Moloch Tropical, which follows the political and mental disintegration of a fictional democratically elected president in Haiti, is the latest from Haitian-born director Raoul Peck, who tread similar territory a decade ago in Lumumba, the story of Congo’s heroic prime minister Patrice Lumumba. However, it’s not his own earlier work that Peck has audaciously repurposed, but Aleksandr Sokurov’s Moloch, a chamber piece detailing the mundane existence of Adolf Hitler and Eva Braun at their Bavarian hideaway. (At least I think that’s what Moloch is about—having seen it in the late ’90s at a surreal Russian Film Festival screening with German subtitles and a live English translation.) Peck himself is a frustrating talent, one whose grandiosity is simultaneously his strength and his weakness—not unlike the lead character of Moloch Tropical.
The film opens with exquisite images of a fog-shrouded Haitian mountainside, then quickly turns its attention to the light-skinned black president (Zinedine Soualem, bearing an odd resemblance to Albert Brooks), who, along with his beautiful wife and daughter, poor black servants, and wealthy black confidantes, is sequestered atop the palatial residence, awaiting the fall of his own personal Rome. After cutting his foot on a broken glass, he limps around his castle, holds a press conference demanding restitution from France, pays his personal maid for sex (who then gives the money to her saxophonist boyfriend), welcomes a Hollywood film crew making a movie about Haiti’s founding father (starring a cowboy hat-wearing smoothie who name-drops Tarantino on his cell), and eventually grants his mother a meeting after lecturing her for not making an appointment. In other words, Peck has created a delightful satire in which even the (female) minister of culture—a position Peck himself once held—hits on the maid’s saxophonist boyfriend with the line, “Got a big cock?”
All of which would make the film a shining comedy were it not for the fact that Moloch Tropical is as schizoid as its pill-popping president, part farce (leaving the actors to play ideas rather than flesh-and-blood individuals we come to care about) and part serious drama, which winds up diluting the power of the whole. Failing to mesh well with silly sight gags like a cockroach crawling over a bust of the president (later followed by a servant’s fumigating the statue) are the television broadcasts of the Abu Ghraib photos and of Saddam Hussein’s capture, the torture of a onetime-ally-turned-rebel-leader by the president’s henchmen, the unleashing of the president’s military Chimeras to wreak havoc in the streets, and an earnest ideological dinner discussion before the main rival is set on fire.
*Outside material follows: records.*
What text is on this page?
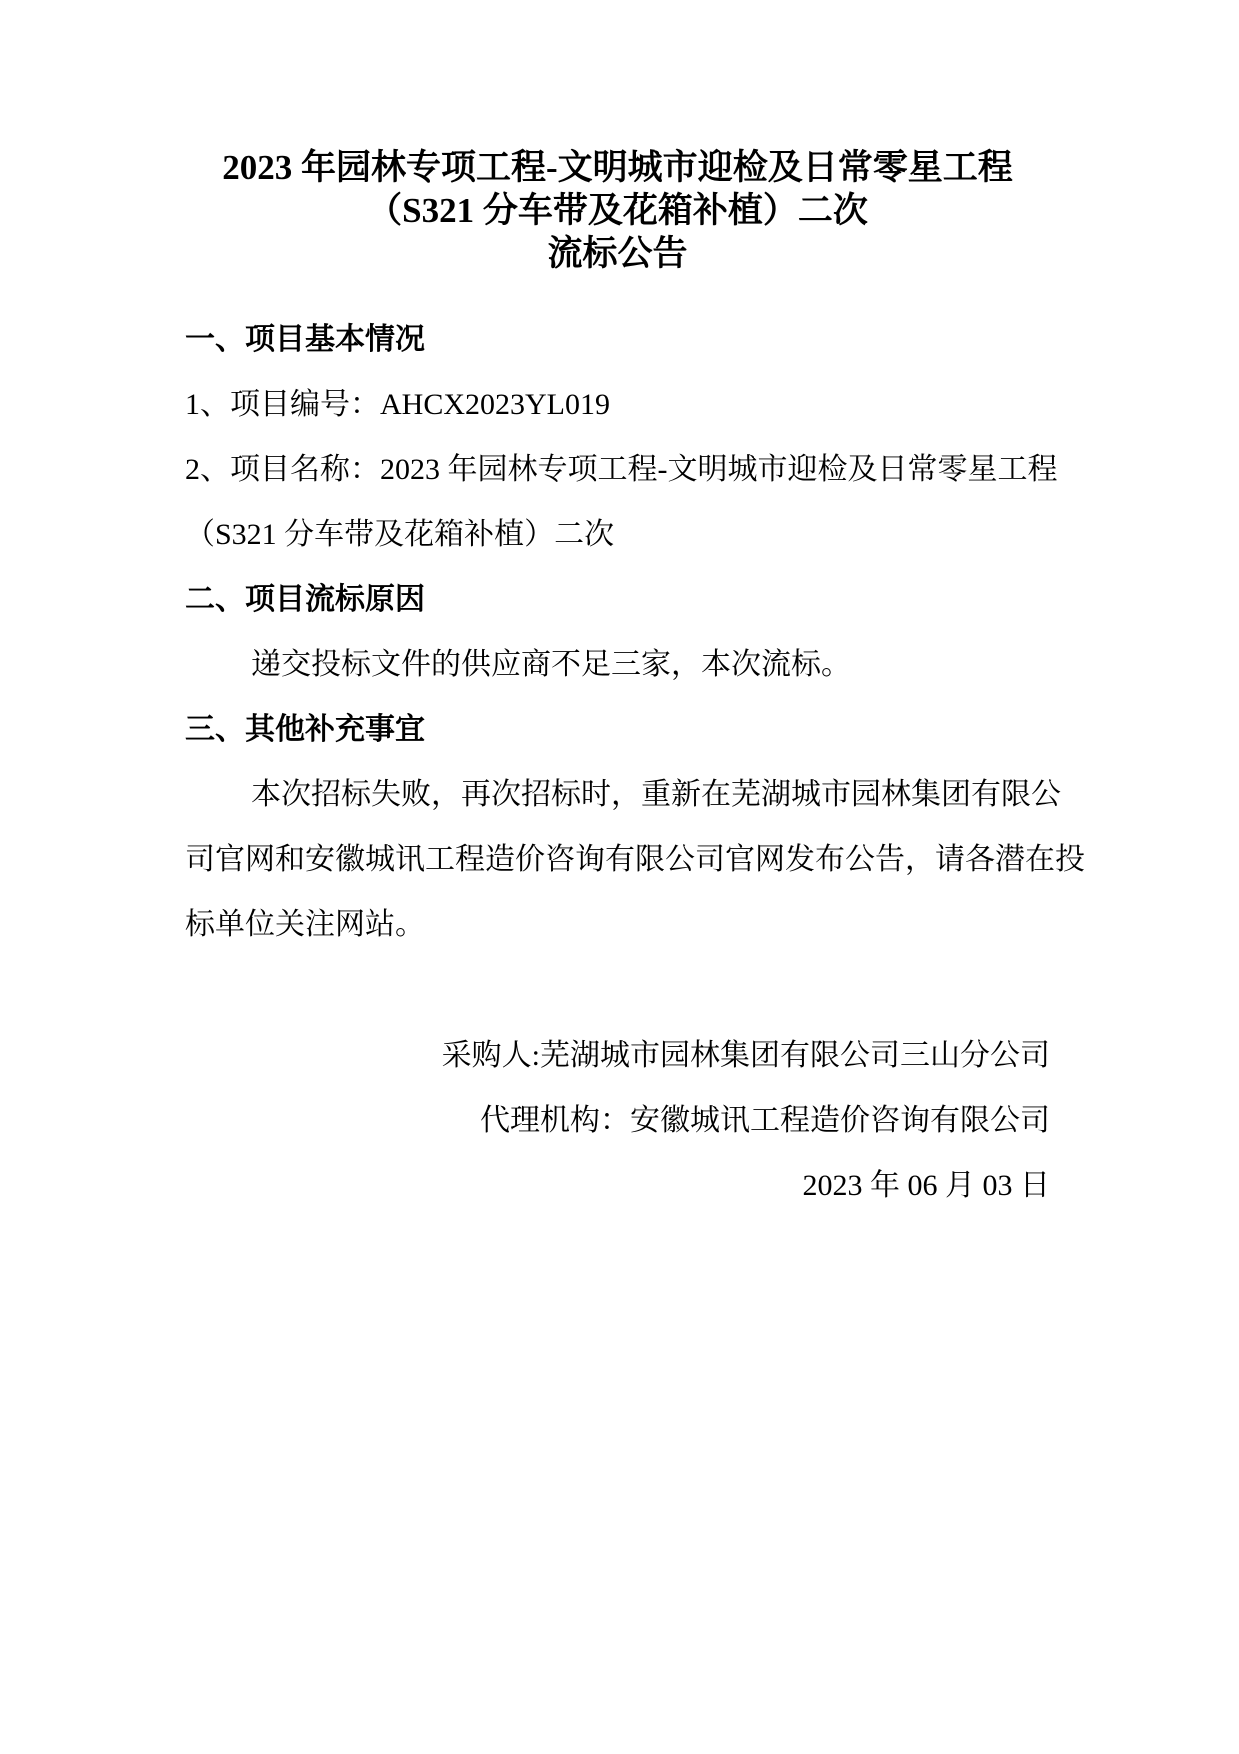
2023 年园林专项工程-文明城市迎检及日常零星工程

（S321 分车带及花箱补植）二次

流标公告

一、项目基本情况

1、项目编号：AHCX2023YL019

2、项目名称：2023 年园林专项工程-文明城市迎检及日常零星工程

（S321 分车带及花箱补植）二次

二、项目流标原因

递交投标文件的供应商不足三家，本次流标。

三、其他补充事宜

本次招标失败，再次招标时，重新在芜湖城市园林集团有限公

司官网和安徽城讯工程造价咨询有限公司官网发布公告，请各潜在投

标单位关注网站。

采购人:芜湖城市园林集团有限公司三山分公司

代理机构：安徽城讯工程造价咨询有限公司

2023 年 06 月 03 日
Once the president stops taking his medicine, causing him to run off naked into the mountainside spouting bibilical passages, Peck’s Shakespearean grandeur turns to shrugging ludicrousness. “When people start joking it means they’re not happy,” the president’s mother advises after she hears a woman in the street making fun of her son’s French restitution plan. If only Peck had stuck to the punch line.